Histoire de la Tunisie

Les grandes dates - Préhistoire (Berbères) - Carthage - Romains - Arabes - Ottomans - Français - Indépendance

Les grandes dates

814 Av. JC : Fondation de Carthage par des colons phéniciens, conduits par la Reine Didon, ou Elyssa. La nouvelle cité se développe rapidement devenant l'une des deux grandes puissances de la Méditerranée avec son grand rival romain.
264 - 146 Av. JC : Les trois guerres puniques contre Rome donnent lieu, entre autres, à la fantastique expédition conduite par Hannibal qui a traversé les Alpes avec ses éléphants (218- 202 Av. JC). Ces guerres s'achèvent par la défaite de Carthage.
146 Av. JC- 439 : Etablissement de la première colonie romaine "Africa". Le pays connaît une grande prospérité. L'agriculture et l'urbanisation se développent.

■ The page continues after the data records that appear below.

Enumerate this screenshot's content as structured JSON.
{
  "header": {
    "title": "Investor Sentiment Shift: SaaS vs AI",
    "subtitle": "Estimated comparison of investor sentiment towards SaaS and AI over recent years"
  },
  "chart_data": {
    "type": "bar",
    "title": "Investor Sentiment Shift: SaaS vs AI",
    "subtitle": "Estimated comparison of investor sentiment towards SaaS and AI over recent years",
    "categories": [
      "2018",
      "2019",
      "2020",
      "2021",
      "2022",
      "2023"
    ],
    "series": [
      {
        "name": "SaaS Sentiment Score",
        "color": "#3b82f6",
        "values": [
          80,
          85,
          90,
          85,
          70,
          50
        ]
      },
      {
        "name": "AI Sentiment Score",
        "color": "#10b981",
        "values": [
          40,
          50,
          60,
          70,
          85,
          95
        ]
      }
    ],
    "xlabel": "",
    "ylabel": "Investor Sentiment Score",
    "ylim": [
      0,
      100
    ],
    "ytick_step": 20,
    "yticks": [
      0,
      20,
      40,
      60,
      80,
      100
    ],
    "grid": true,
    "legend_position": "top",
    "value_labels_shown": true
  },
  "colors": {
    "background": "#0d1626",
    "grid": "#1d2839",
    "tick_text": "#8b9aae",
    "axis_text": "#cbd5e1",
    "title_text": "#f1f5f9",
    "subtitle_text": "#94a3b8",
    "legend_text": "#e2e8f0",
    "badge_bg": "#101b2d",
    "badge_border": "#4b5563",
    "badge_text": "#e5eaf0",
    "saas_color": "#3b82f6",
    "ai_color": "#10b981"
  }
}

439 : Conquête de Carthage par les Vandales.

533 : Reprise de Carthage par les Byzantins.

647-698 : Début de l'ère arabo-musulmane. Fondation de Kairouan par Oqba Ibn Nafaa (en 670) et prise de Carthage par les Arabes (en 698).
 800-909 : Expansion de l'Islam et établissement de la dynastie des Aghlabides. Construction de la Mosquée Zitouna de Tunis. Kairouan est alors le centre politique et intellectuel du Maghreb.
909-1159 : Dynasties Fatimide et Ziride. Mahdia, fondée en 921, devient la capitale du pays.
1159-1230 : Les Almohades unissent les pays du Maghreb et l'Andalousie musulmane.
1236-1574 : Les Hafsides, vassaux des Almohades, se déclarent indépendants et fondent une nouvelle dynastie à Tunis.

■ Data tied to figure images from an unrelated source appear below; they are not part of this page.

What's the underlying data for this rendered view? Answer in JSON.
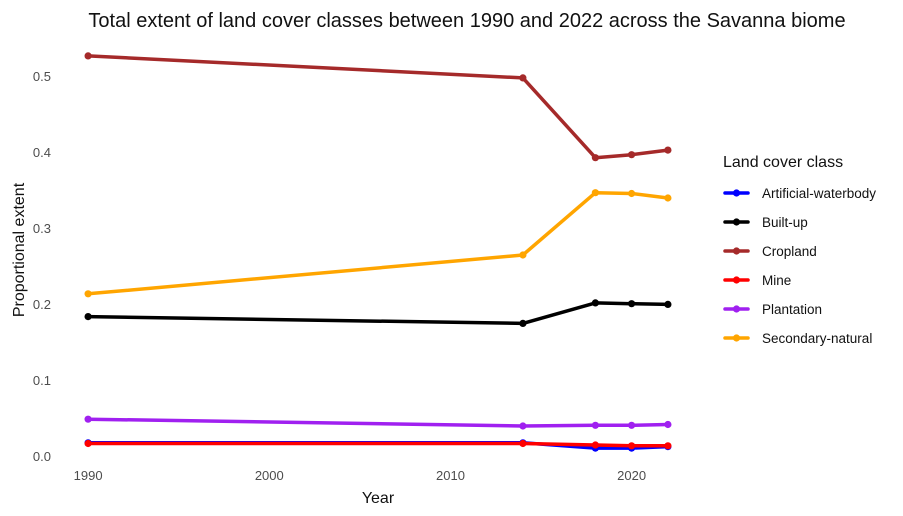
{
  "chart_data": {
    "type": "line",
    "title": "Total extent of land cover classes between 1990 and 2022 across the Savanna biome",
    "xlabel": "Year",
    "ylabel": "Proportional extent",
    "x": [
      1990,
      2014,
      2018,
      2020,
      2022
    ],
    "xlim": [
      1989,
      2023
    ],
    "ylim": [
      -0.006,
      0.54
    ],
    "x_ticks": [
      "1990",
      "2000",
      "2010",
      "2020"
    ],
    "y_ticks": [
      "0.0",
      "0.1",
      "0.2",
      "0.3",
      "0.4",
      "0.5"
    ],
    "grid": false,
    "legend": {
      "title": "Land cover class",
      "position": "right"
    },
    "series": [
      {
        "name": "Artificial-waterbody",
        "color": "#0000ff",
        "values": [
          0.018,
          0.018,
          0.011,
          0.011,
          0.013
        ]
      },
      {
        "name": "Built-up",
        "color": "#000000",
        "values": [
          0.184,
          0.175,
          0.202,
          0.201,
          0.2
        ]
      },
      {
        "name": "Cropland",
        "color": "#a52a2a",
        "values": [
          0.527,
          0.498,
          0.393,
          0.397,
          0.403
        ]
      },
      {
        "name": "Mine",
        "color": "#ff0000",
        "values": [
          0.017,
          0.017,
          0.015,
          0.014,
          0.014
        ]
      },
      {
        "name": "Plantation",
        "color": "#a020f0",
        "values": [
          0.049,
          0.04,
          0.041,
          0.041,
          0.042
        ]
      },
      {
        "name": "Secondary-natural",
        "color": "#ffa500",
        "values": [
          0.214,
          0.265,
          0.347,
          0.346,
          0.34
        ]
      }
    ]
  }
}
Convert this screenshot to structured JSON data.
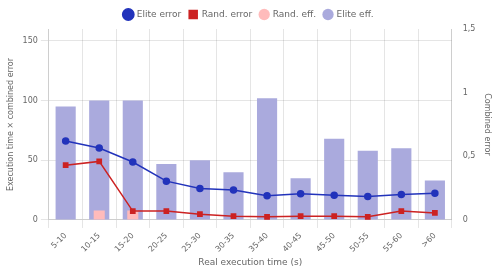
{
  "chart_data": {
    "type": "bar",
    "categories": [
      "5-10",
      "10-15",
      "15-20",
      "20-25",
      "25-30",
      "30-35",
      "35-40",
      "40-45",
      "45-50",
      "50-55",
      "55-60",
      ">60"
    ],
    "xlabel": "Real execution time (s)",
    "ylabel": "Execution time × combined error",
    "y2label": "Combined error",
    "ylim": [
      0,
      160
    ],
    "yticks": [
      0,
      50,
      100,
      150
    ],
    "y2lim": [
      0,
      1.5
    ],
    "y2ticks": [
      0,
      {
        "value": 0.5,
        "label": "0,5"
      },
      1,
      {
        "value": 1.5,
        "label": "1,5"
      }
    ],
    "grid": true,
    "legend": "top",
    "series": [
      {
        "name": "Elite eff.",
        "type": "bar",
        "color": "#aaaadd",
        "values": [
          95,
          100,
          100,
          47,
          50,
          40,
          102,
          35,
          68,
          58,
          60,
          33
        ]
      },
      {
        "name": "Rand. eff.",
        "type": "bar",
        "color": "#ffbbbb",
        "values": [
          0,
          8,
          8,
          0,
          0,
          0,
          0,
          0,
          0,
          0,
          0,
          0
        ]
      },
      {
        "name": "Elite error",
        "type": "line",
        "color": "#2233bb",
        "marker": "circle",
        "axis": "y2",
        "values": [
          0.62,
          0.565,
          0.455,
          0.305,
          0.248,
          0.235,
          0.19,
          0.205,
          0.195,
          0.185,
          0.2,
          0.21
        ]
      },
      {
        "name": "Rand. error",
        "type": "line",
        "color": "#cc2222",
        "marker": "square",
        "axis": "y2",
        "values": [
          0.43,
          0.46,
          0.07,
          0.07,
          0.045,
          0.03,
          0.025,
          0.03,
          0.03,
          0.025,
          0.07,
          0.055
        ]
      }
    ]
  }
}
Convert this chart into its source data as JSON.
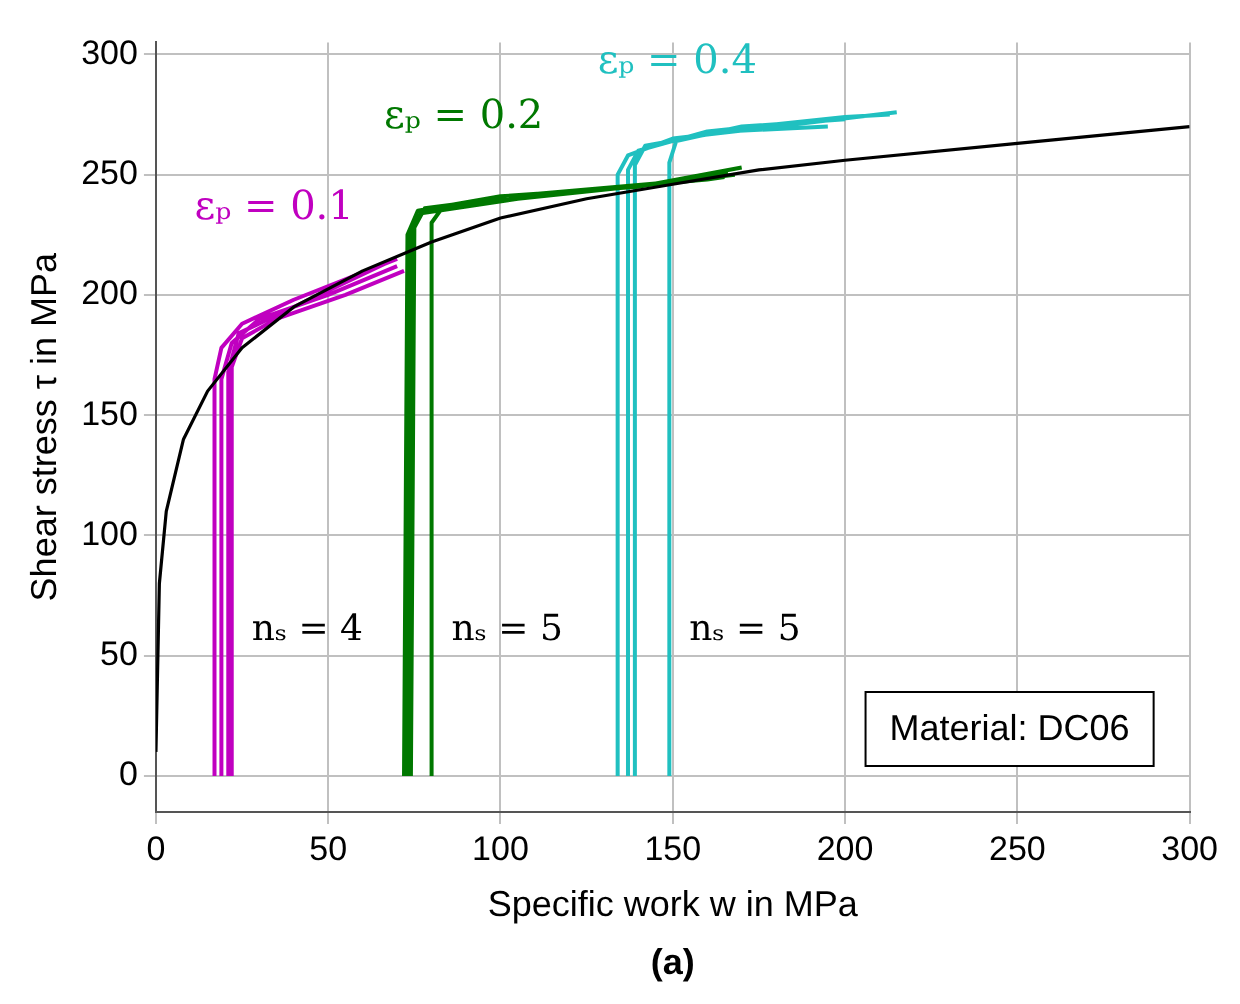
{
  "chart_data": {
    "type": "line",
    "xlabel": "Specific work w in MPa",
    "ylabel": "Shear stress τ in MPa",
    "xlim": [
      0,
      300
    ],
    "ylim": [
      -15,
      305
    ],
    "xticks": [
      0,
      50,
      100,
      150,
      200,
      250,
      300
    ],
    "yticks": [
      0,
      50,
      100,
      150,
      200,
      250,
      300
    ],
    "grid": true,
    "legend": false,
    "marker": "none",
    "series": [
      {
        "color": "#000000",
        "x": [
          0,
          1,
          3,
          8,
          15,
          25,
          40,
          60,
          80,
          100,
          125,
          150,
          175,
          200,
          250,
          300
        ],
        "values": [
          10,
          80,
          110,
          140,
          160,
          178,
          195,
          210,
          222,
          232,
          240,
          246,
          252,
          256,
          263,
          270
        ]
      },
      {
        "name": "εₚ = 0.1",
        "color": "#c000c0",
        "x": [
          17,
          17,
          19,
          25,
          40,
          70,
          null,
          19,
          19,
          22,
          30,
          50,
          70,
          null,
          22,
          22,
          25,
          35,
          55,
          72,
          null,
          21,
          21,
          24,
          40,
          68
        ],
        "values": [
          0,
          165,
          178,
          188,
          198,
          215,
          null,
          0,
          165,
          180,
          190,
          200,
          212,
          null,
          0,
          170,
          182,
          190,
          200,
          210,
          null,
          0,
          168,
          184,
          195,
          214
        ]
      },
      {
        "name": "εₚ = 0.2",
        "color": "#007800",
        "x": [
          72,
          73,
          76,
          100,
          140,
          170,
          null,
          74,
          75,
          78,
          110,
          150,
          168,
          null,
          80,
          80,
          83,
          120,
          160,
          165,
          null,
          73,
          74,
          77,
          105,
          145,
          166
        ],
        "values": [
          0,
          225,
          235,
          241,
          245,
          253,
          null,
          0,
          228,
          236,
          242,
          247,
          250,
          null,
          0,
          230,
          236,
          243,
          248,
          249,
          null,
          0,
          226,
          234,
          240,
          246,
          251
        ]
      },
      {
        "name": "εₚ = 0.4",
        "color": "#20c0c0",
        "x": [
          134,
          134,
          137,
          150,
          180,
          215,
          null,
          137,
          137,
          140,
          160,
          200,
          213,
          null,
          139,
          139,
          142,
          165,
          195,
          null,
          149,
          149,
          151,
          170,
          200
        ],
        "values": [
          0,
          250,
          258,
          265,
          270,
          276,
          null,
          0,
          252,
          260,
          268,
          274,
          275,
          null,
          0,
          254,
          262,
          268,
          270,
          null,
          0,
          255,
          264,
          270,
          273
        ]
      }
    ],
    "annotations": [
      "nₛ = 4",
      "nₛ = 5",
      "nₛ = 5",
      "Material: DC06",
      "(a)"
    ]
  }
}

1574 : La Tunisie est annexée à l'Empire Ottoman .
1705 : Fondation de la Dynastie des Husseinites (déchue le 25 juillet 1957).

1881-1956 : Protectorat français, établi le 12 mai 1881. La résistance anti-coloniale dure pendant pratiquement la totalité des 75 ans de domination française. Menée d'abord par le parti Destourien (1920), la lutte connaît un nouvel élan avec le néo-Destour à partir de 1934.

1956 (20 mars) : La Tunisie obtient son indépendance.
1957 (25 juillet) : Proclamation de la République tunisienne. Habib Bourguiba devient président de la Tunisie indépendante.
1959 (1er juin) : adoption de la première constitution de la République Tunisienne.
1963 (15 octobre) : les troupes françaises évacuent Bizerte, leur dernière base dans le pays.
1987 (7 novembre) : Le Premier ministre, Zine El Abidine Ben Ali, succède au Président Bourguiba, jugé sénile. Ben Ali est investi Président de la République.


Préhistoire

La Tunisie était peuplée depuis la préhistoire. Des traces de présence humaine ont été découvertes dans les couches profondes du paléolithique. Ses premiers habitants connus sont les Berbères, issus de la migration des populations libyques venues du Sud. Leur venue est attesté au moins 4000 ans avant J.-C.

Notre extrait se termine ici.